Really? You have to be a “professional historian” to know anything about American race relations between 1865 and 1955? But it is false to smear the United Daughters of the Confederacy as propagators of “white-supremacist ideology”; they were concerned with preserving the memory of their ancestors, as anyone should be. The cause of Southern independence was not coterminous with “white supremacy,” especially when one considers the white-supremacist statements of Abraham Lincoln and other pro-Union/anti-slavery Northerners. It is foolish to imagine that every leader of the North in the Civil War was motivated by humanitarian sympathy toward black people.

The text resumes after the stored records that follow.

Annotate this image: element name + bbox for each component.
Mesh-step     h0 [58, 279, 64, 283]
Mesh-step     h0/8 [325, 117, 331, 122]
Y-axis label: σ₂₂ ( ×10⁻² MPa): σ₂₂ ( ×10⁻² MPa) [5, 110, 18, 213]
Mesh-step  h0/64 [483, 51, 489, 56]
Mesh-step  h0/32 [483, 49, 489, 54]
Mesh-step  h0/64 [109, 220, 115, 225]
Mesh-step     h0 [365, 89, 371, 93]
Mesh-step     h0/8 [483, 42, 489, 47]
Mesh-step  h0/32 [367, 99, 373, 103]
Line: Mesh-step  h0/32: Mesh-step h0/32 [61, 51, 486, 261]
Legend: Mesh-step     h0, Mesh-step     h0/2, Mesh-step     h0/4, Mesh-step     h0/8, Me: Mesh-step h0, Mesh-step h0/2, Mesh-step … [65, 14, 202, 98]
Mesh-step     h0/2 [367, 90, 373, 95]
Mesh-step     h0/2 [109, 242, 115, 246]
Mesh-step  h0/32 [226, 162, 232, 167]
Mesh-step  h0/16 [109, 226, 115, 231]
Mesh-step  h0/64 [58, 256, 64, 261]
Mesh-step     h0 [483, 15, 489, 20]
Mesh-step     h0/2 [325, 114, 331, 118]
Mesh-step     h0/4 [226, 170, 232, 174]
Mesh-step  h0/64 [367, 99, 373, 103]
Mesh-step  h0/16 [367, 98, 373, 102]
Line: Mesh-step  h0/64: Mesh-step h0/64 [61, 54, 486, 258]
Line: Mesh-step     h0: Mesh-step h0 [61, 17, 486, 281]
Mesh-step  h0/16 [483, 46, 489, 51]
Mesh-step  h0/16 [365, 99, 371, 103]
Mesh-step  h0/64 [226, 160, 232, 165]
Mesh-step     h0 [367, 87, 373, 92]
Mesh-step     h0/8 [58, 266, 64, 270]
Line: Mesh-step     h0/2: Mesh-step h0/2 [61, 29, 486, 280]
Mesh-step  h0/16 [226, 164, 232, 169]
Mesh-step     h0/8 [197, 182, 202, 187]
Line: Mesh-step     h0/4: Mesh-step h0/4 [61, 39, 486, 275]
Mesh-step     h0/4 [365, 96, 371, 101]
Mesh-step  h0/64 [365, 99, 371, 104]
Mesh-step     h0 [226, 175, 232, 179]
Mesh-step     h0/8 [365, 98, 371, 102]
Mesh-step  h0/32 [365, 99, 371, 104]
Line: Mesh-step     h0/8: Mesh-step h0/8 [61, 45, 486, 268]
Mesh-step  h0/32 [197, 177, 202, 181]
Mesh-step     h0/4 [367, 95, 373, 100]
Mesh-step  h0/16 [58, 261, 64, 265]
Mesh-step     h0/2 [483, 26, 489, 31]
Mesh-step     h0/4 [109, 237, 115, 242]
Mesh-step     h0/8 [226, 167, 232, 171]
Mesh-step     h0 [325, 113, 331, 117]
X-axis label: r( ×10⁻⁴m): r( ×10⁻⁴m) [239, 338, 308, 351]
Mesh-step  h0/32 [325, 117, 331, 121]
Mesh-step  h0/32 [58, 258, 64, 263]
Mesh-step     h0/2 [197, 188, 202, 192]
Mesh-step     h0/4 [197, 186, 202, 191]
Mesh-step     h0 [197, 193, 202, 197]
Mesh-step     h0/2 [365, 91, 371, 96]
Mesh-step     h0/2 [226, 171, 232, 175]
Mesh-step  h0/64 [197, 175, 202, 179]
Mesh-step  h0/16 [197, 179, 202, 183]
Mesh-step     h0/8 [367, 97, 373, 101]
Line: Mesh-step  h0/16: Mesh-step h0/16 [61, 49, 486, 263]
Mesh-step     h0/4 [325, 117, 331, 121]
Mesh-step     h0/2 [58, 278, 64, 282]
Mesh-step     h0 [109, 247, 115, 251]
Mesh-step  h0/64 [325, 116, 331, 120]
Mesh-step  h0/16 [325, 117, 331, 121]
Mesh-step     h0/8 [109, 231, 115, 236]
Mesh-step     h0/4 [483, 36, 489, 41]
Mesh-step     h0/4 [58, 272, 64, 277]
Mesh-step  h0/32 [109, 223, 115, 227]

The history of crises that produced the Civil War is a subject I’ve studied in depth, and the simple fact is that it originated in the New England states, which had resented their loss of political influence dating back at least as far as the administration of James Madison. Go back and study the War of 1812 and the Hartford Convention, where representatives of the New England states considered secession in opposition to the “War Hawks” whom they blamed for a needless conflict with England. Virginia’s 24-year control of the presidency — Jefferson, Madison, and James Monroe — was insulting to the pride of ambitious New Englanders, and the single unpopular term of John Quincy Adams was followed by the presidency of the frontier hero Andrew Jackson. The subsequent addition of new Western territories in the Mexican War further aggrieved the New Englanders, who thereafter began to embrace abolitionism as a means of dividing the alliance of the South and West that had excluded them from power. This was the underlying political and economic cause of the repeated crises of the 1850s.

We need not “take sides” in the Civil War to see that the end of slavery could have been obtained by peaceable measures, and that it was not the avowed purpose of the North, at the outset, to wage a war to end slavery. So a nuanced and realistic view of this history does not impugn the Confederates, who saw themselves as defending basic principles that they believed had been abrogated by the North. Nor does a realistic view of that history make the end of slavery a reason for animosity, either between North and South, or between black and white Americans. Let any fair-minded person examine the history — Stanley Horn’s The Robert E. Lee Reader is a fascinating volume I recommend — and decide whether Susan Neiman’s interpretation of Southern heritage is correct.

Here we are in 2019, however, and this ancient history is being exploited by the Left to foster conflict for the sake of politics. When Susan Neiman speaks of “the backlash we are witnessing now,” she means that Trump’s presidency is an expression of “white-supremacist ideology,” when in fact it is simply a rejection of the Left’s policy agenda. To do so by comparing the Confederacy to Nazi Germany is an insult, and one I take personally, but my personal feelings as a Southerner are less important than the realization that the leftist ideology Neiman expresses is dangerous. Her dishonest smear of my ancestors is coincidental to her larger project, i.e., the destruction of our constitutional republic and its replacement with socialist tyranny. Never trust anyone who speaks ill of Robert E. Lee.